Est-ce mon père ? À cette époque, il lance un journal. Le jour, j’apprends à lire en parcourant les unes de la presse qui traînent dans la cuisine, à la maison et ailleurs. J’ai l’impression qu’il y a des journaux partout durant cette période, des crieurs dans la rue, des gros titres dans les kiosques, des quotidiens posés sur les tables des cafés, sur les bancs publics. Les nouvelles du monde me parviennent, incompréhensibles. Je perçois seulement la violence de ces mots en capitales.
Dans le salon, ils parlent à voix basse. Peut-être partagent-ils des secrets qui ne doivent pas s’ébruiter ? Je tends l’oreille. Soudain, un éclat, quelqu’un s’emporte. La flamme de la bougie vacille. Je prie pour qu’elle ne s’éteigne pas.

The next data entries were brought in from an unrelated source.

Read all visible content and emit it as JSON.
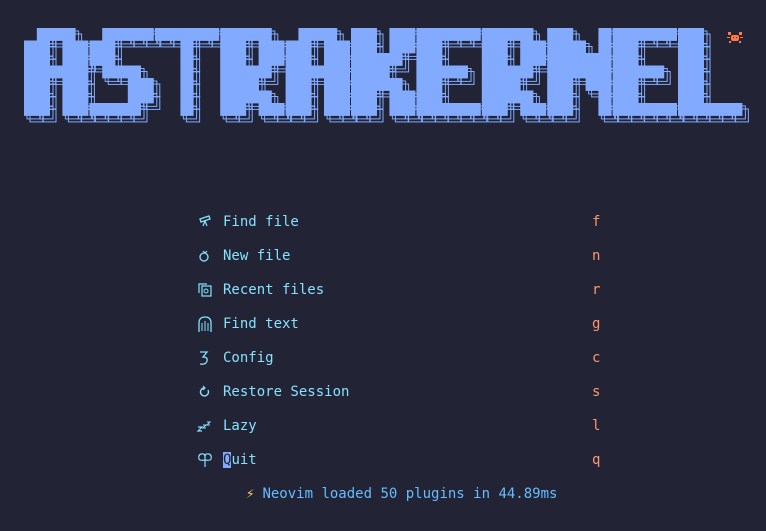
{
  "theme": {
    "background": "#222436",
    "logo_color": "#82aaff",
    "label_color": "#86e1fc",
    "key_color": "#ff966c",
    "footer_color": "#65bcff",
    "bolt_color": "#ffc777",
    "crab_color": "#ff7a45"
  },
  "header": {
    "logo_text": "ASTRAKERNEL",
    "badge_icon": "crab-icon"
  },
  "menu": [
    {
      "icon": "telescope-icon",
      "label": "Find file",
      "key": "f"
    },
    {
      "icon": "new-file-icon",
      "label": "New file",
      "key": "n"
    },
    {
      "icon": "recent-files-icon",
      "label": "Recent files",
      "key": "r"
    },
    {
      "icon": "ghost-icon",
      "label": "Find text",
      "key": "g"
    },
    {
      "icon": "config-gear-icon",
      "label": "Config",
      "key": "c"
    },
    {
      "icon": "restore-icon",
      "label": "Restore Session",
      "key": "s"
    },
    {
      "icon": "sleep-icon",
      "label": "Lazy",
      "key": "l"
    },
    {
      "icon": "quit-icon",
      "label": "Quit",
      "key": "q"
    }
  ],
  "footer": {
    "icon": "lightning-icon",
    "text": "Neovim loaded 50 plugins in 44.89ms"
  }
}
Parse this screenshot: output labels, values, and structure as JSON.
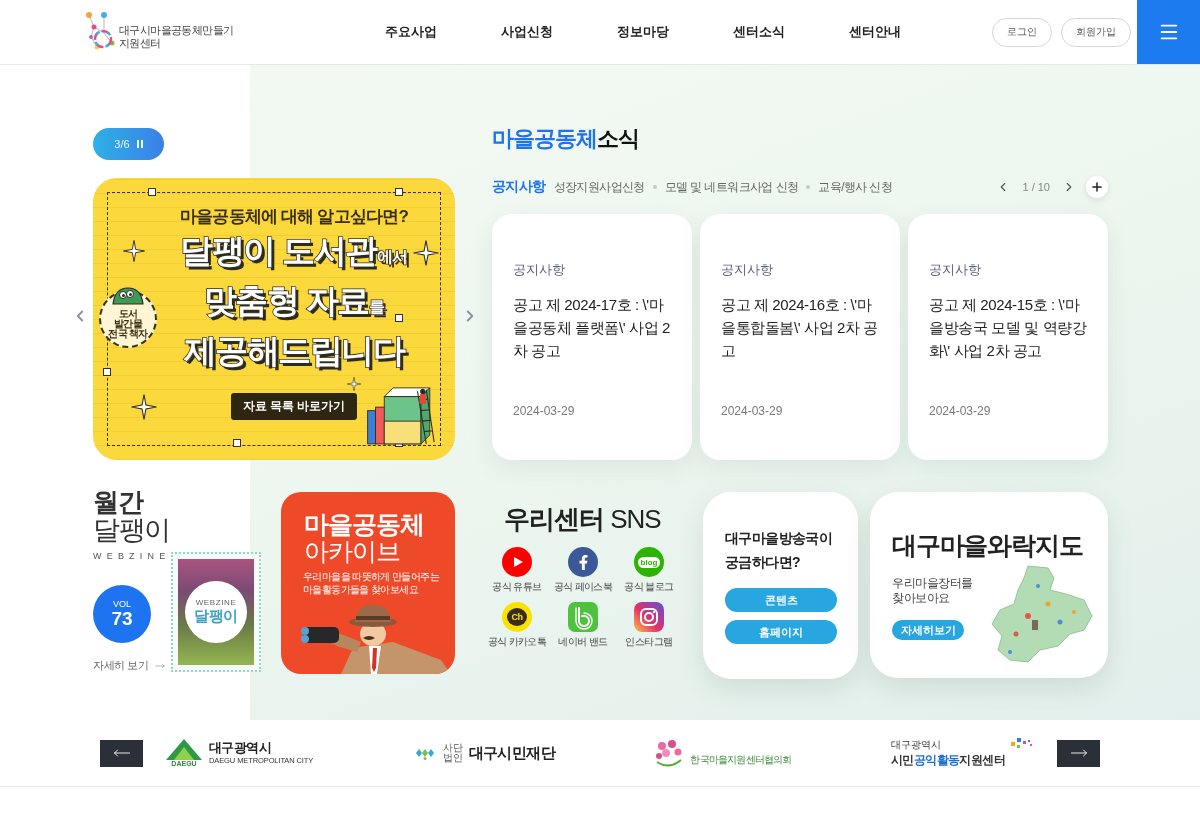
{
  "header": {
    "logo": {
      "line1": "대구시마을공동체만들기",
      "line2": "지원센터"
    },
    "nav": [
      "주요사업",
      "사업신청",
      "정보마당",
      "센터소식",
      "센터안내"
    ],
    "buttons": [
      "로그인",
      "회원가입"
    ]
  },
  "slider": {
    "counter": "3/6",
    "playing": true
  },
  "banner": {
    "kicker": "마을공동체에 대해 알고싶다면?",
    "lines": [
      {
        "main": "달팽이 도서관",
        "suffix": "에서"
      },
      {
        "main": "맞춤형 자료",
        "suffix": "를"
      },
      {
        "main": "제공해드립니다"
      }
    ],
    "badge": "도서\n발간물\n전국 책자",
    "button": "자료 목록 바로가기"
  },
  "news": {
    "title_accent": "마을공동체",
    "title_rest": "소식",
    "tabs": [
      {
        "label": "공지사항",
        "selected": true
      },
      {
        "label": "성장지원사업신청",
        "selected": false
      },
      {
        "label": "모델 및 네트워크사업 신청",
        "selected": false
      },
      {
        "label": "교육/행사 신청",
        "selected": false
      }
    ],
    "pager": "1 / 10",
    "cards": [
      {
        "category": "공지사항",
        "title": "공고 제 2024-17호 : \\'마을공동체 플랫폼\\' 사업 2차 공고",
        "date": "2024-03-29"
      },
      {
        "category": "공지사항",
        "title": "공고 제 2024-16호 : \\'마을통합돌봄\\' 사업 2차 공고",
        "date": "2024-03-29"
      },
      {
        "category": "공지사항",
        "title": "공고 제 2024-15호 : \\'마을방송국 모델 및 역량강화\\' 사업 2차 공고",
        "date": "2024-03-29"
      }
    ]
  },
  "webzine": {
    "title_bold": "월간",
    "title": "달팽이",
    "label": "WEBZINE",
    "vol_label": "VOL",
    "vol": "73",
    "more": "자세히 보기",
    "cover": {
      "label": "WEBZINE",
      "title": "달팽이"
    }
  },
  "archive": {
    "title_bold": "마을공동체",
    "title": "아카이브",
    "desc": "우리마을을 따뜻하게 만들어주는 마을활동가들을 찾아보세요"
  },
  "sns": {
    "title": "**우리센터** SNS",
    "items": [
      {
        "kind": "youtube",
        "label": "공식 유튜브"
      },
      {
        "kind": "facebook",
        "label": "공식 페이스북"
      },
      {
        "kind": "blog",
        "label": "공식 블로그",
        "glyph": "blog"
      },
      {
        "kind": "kakao",
        "label": "공식 카카오톡",
        "glyph": "Ch"
      },
      {
        "kind": "band",
        "label": "네이버 밴드"
      },
      {
        "kind": "instagram",
        "label": "인스타그램"
      }
    ]
  },
  "broadcast": {
    "title": "대구마을방송국이 궁금하다면?",
    "buttons": [
      "콘텐츠",
      "홈페이지"
    ]
  },
  "map": {
    "title": "대구마을와락지도",
    "desc": "우리마을장터를 찾아보아요",
    "button": "자세히보기"
  },
  "partners": {
    "logos": [
      {
        "kind": "city",
        "mark": "DAEGU",
        "name": "대구광역시",
        "sub": "DAEGU METROPOLITAN CITY"
      },
      {
        "kind": "foundation",
        "prefix": "사단법인",
        "name": "대구시민재단"
      },
      {
        "kind": "council",
        "name": "한국마을지원센터협의회"
      },
      {
        "kind": "center",
        "top": "대구광역시",
        "name": "시민**공익활동**지원센터"
      }
    ]
  }
}
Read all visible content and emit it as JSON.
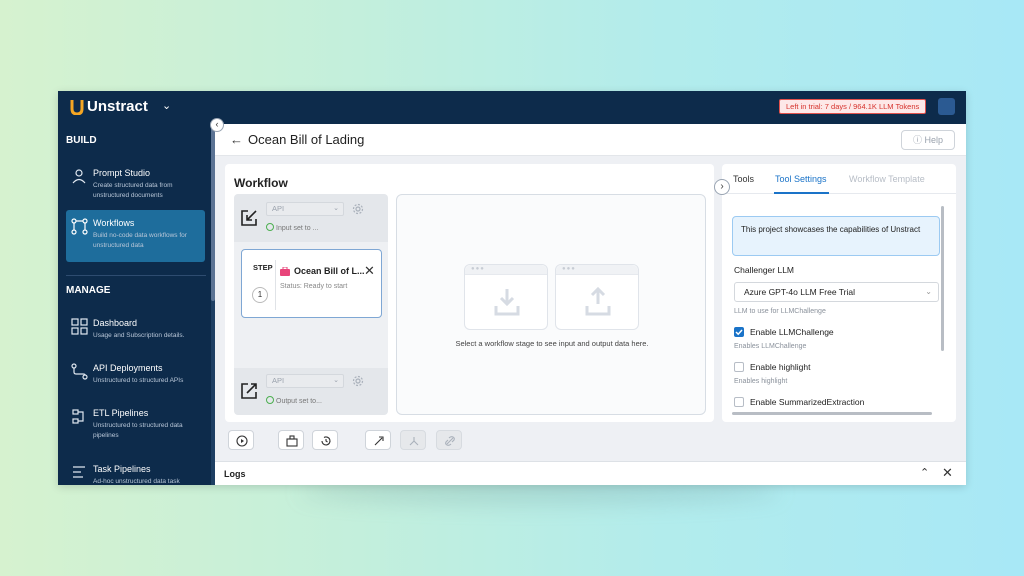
{
  "brand": {
    "name": "Unstract"
  },
  "topbar": {
    "trial_text": "Left in trial: 7 days / 964.1K LLM Tokens"
  },
  "sidebar": {
    "build_label": "BUILD",
    "manage_label": "MANAGE",
    "build_items": [
      {
        "title": "Prompt Studio",
        "desc": "Create structured data from unstructured documents",
        "icon": "prompt-studio-icon"
      },
      {
        "title": "Workflows",
        "desc": "Build no-code data workflows for unstructured data",
        "icon": "workflow-icon"
      }
    ],
    "manage_items": [
      {
        "title": "Dashboard",
        "desc": "Usage and Subscription details.",
        "icon": "dashboard-icon"
      },
      {
        "title": "API Deployments",
        "desc": "Unstructured to structured APIs",
        "icon": "api-icon"
      },
      {
        "title": "ETL Pipelines",
        "desc": "Unstructured to structured data pipelines",
        "icon": "etl-icon"
      },
      {
        "title": "Task Pipelines",
        "desc": "Ad-hoc unstructured data task",
        "icon": "task-icon"
      }
    ]
  },
  "header": {
    "back_icon": "arrow-left-icon",
    "title": "Ocean Bill of Lading",
    "help_label": "Help"
  },
  "workflow": {
    "title": "Workflow",
    "input": {
      "select_value": "API",
      "status": "Input set to ..."
    },
    "output": {
      "select_value": "API",
      "status": "Output set to..."
    },
    "step": {
      "label": "STEP",
      "number": "1",
      "name": "Ocean Bill of L...",
      "status": "Status: Ready to start"
    },
    "preview_text": "Select a workflow stage to see input and output data here."
  },
  "right_panel": {
    "tabs": [
      "Tools",
      "Tool Settings",
      "Workflow Template"
    ],
    "active_tab": "Tool Settings",
    "info": "This project showcases the capabilities of Unstract",
    "challenger_label": "Challenger LLM",
    "challenger_value": "Azure GPT-4o LLM Free Trial",
    "challenger_help": "LLM to use for LLMChallenge",
    "options": [
      {
        "label": "Enable LLMChallenge",
        "help": "Enables LLMChallenge",
        "checked": true
      },
      {
        "label": "Enable highlight",
        "help": "Enables highlight",
        "checked": false
      },
      {
        "label": "Enable SummarizedExtraction",
        "help": "",
        "checked": false
      }
    ]
  },
  "logs": {
    "label": "Logs"
  },
  "colors": {
    "navy": "#0d2b4b",
    "accent": "#1a73c8",
    "active_item": "#1e6d9c",
    "trial_red": "#d6332d"
  }
}
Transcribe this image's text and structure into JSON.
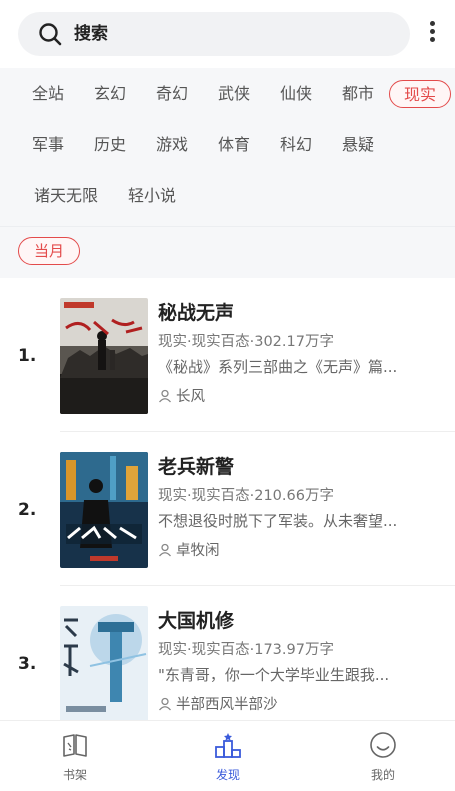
{
  "search": {
    "label": "搜索"
  },
  "categories": [
    "全站",
    "玄幻",
    "奇幻",
    "武侠",
    "仙侠",
    "都市",
    "现实",
    "军事",
    "历史",
    "游戏",
    "体育",
    "科幻",
    "悬疑",
    "诸天无限",
    "轻小说"
  ],
  "selected_category": "现实",
  "period": "当月",
  "books": [
    {
      "rank": "1.",
      "title": "秘战无声",
      "meta": "现实·现实百态·302.17万字",
      "desc": "《秘战》系列三部曲之《无声》篇...",
      "author": "长风"
    },
    {
      "rank": "2.",
      "title": "老兵新警",
      "meta": "现实·现实百态·210.66万字",
      "desc": "不想退役时脱下了军装。从未奢望...",
      "author": "卓牧闲"
    },
    {
      "rank": "3.",
      "title": "大国机修",
      "meta": "现实·现实百态·173.97万字",
      "desc": "\"东青哥，你一个大学毕业生跟我...",
      "author": "半部西风半部沙"
    }
  ],
  "tabs": [
    {
      "label": "书架",
      "icon": "book-icon"
    },
    {
      "label": "发现",
      "icon": "discover-podium-icon"
    },
    {
      "label": "我的",
      "icon": "smiley-profile-icon"
    }
  ],
  "colors": {
    "accent_red": "#e34b4b",
    "active_blue": "#3b5bdb"
  }
}
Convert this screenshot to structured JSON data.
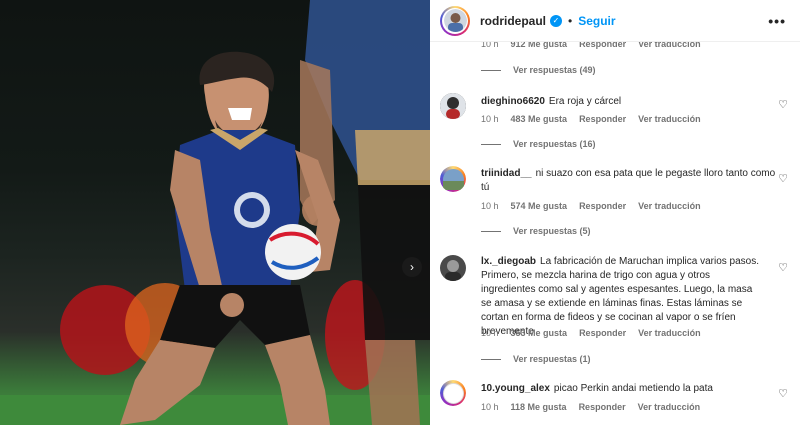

Aujourd’hui, ces souvenirs sont nimbés d’un halo mythique. Aucune photo ne témoigne de cette scène, personne ne me l’a racontée, elle a donc été vécue, ou bien est-elle issue de mon imagination ? J’ai le sentiment que cela revient au même : elle fait partie de moi. Même si je l’ai imaginée, elle me constitue. « On va faire le point. » Cette phrase, je ne la comprends pas mais elle m’impressionne. Qu’avaient-ils à se dire pour se réunir ainsi en pleine nuit ? Qui pourrait en témoigner, près de cinquante ans plus tard ? Est-ce qu’ils évoquaient leurs proches disparus, morts, parfois assassinés ? Est-ce qu’ils continuaient de parler d’eux pour ne pas les oublier ? Ou bien, est-ce qu’ils parlaient comme je les écoutais, simplement pour rester du côté des vivants ?
À l’âge de vingt-cinq ans, pendant mes études universitaires, j’ai appris à manier une caméra, ainsi que des rudiments de montage. J’ai notamment suivi des cours de cinéma ethnographique. Ils démarraient rituellement par un échauffement collectif. Nous apprenions à nous déplacer en basculant le poids du corps d’une jambe sur l’autre, essayant de nous faire le plus légers possible pour défier les lois de la pesanteur. Nous tentions de filmer en mouvement sans que l’image tremble, en avançant précautionneusement, l’œil rivé sur le viseur de la caméra. Il s’agissait d’apprendre à s’insérer dans un groupe avec du matériel de prise de vue, et non pas, contrairement à ce que l’on pouvait penser, de s’effacer, d’être le plus silencieux possible pour se fondre dans le décor. C’était un échange. Il fallait réfléchir à ce que cela signifiait de prendre l’image d’autrui. Que devait-on apporter en contrepartie pour se faire accepter ? Ces réflexions me passionnaient.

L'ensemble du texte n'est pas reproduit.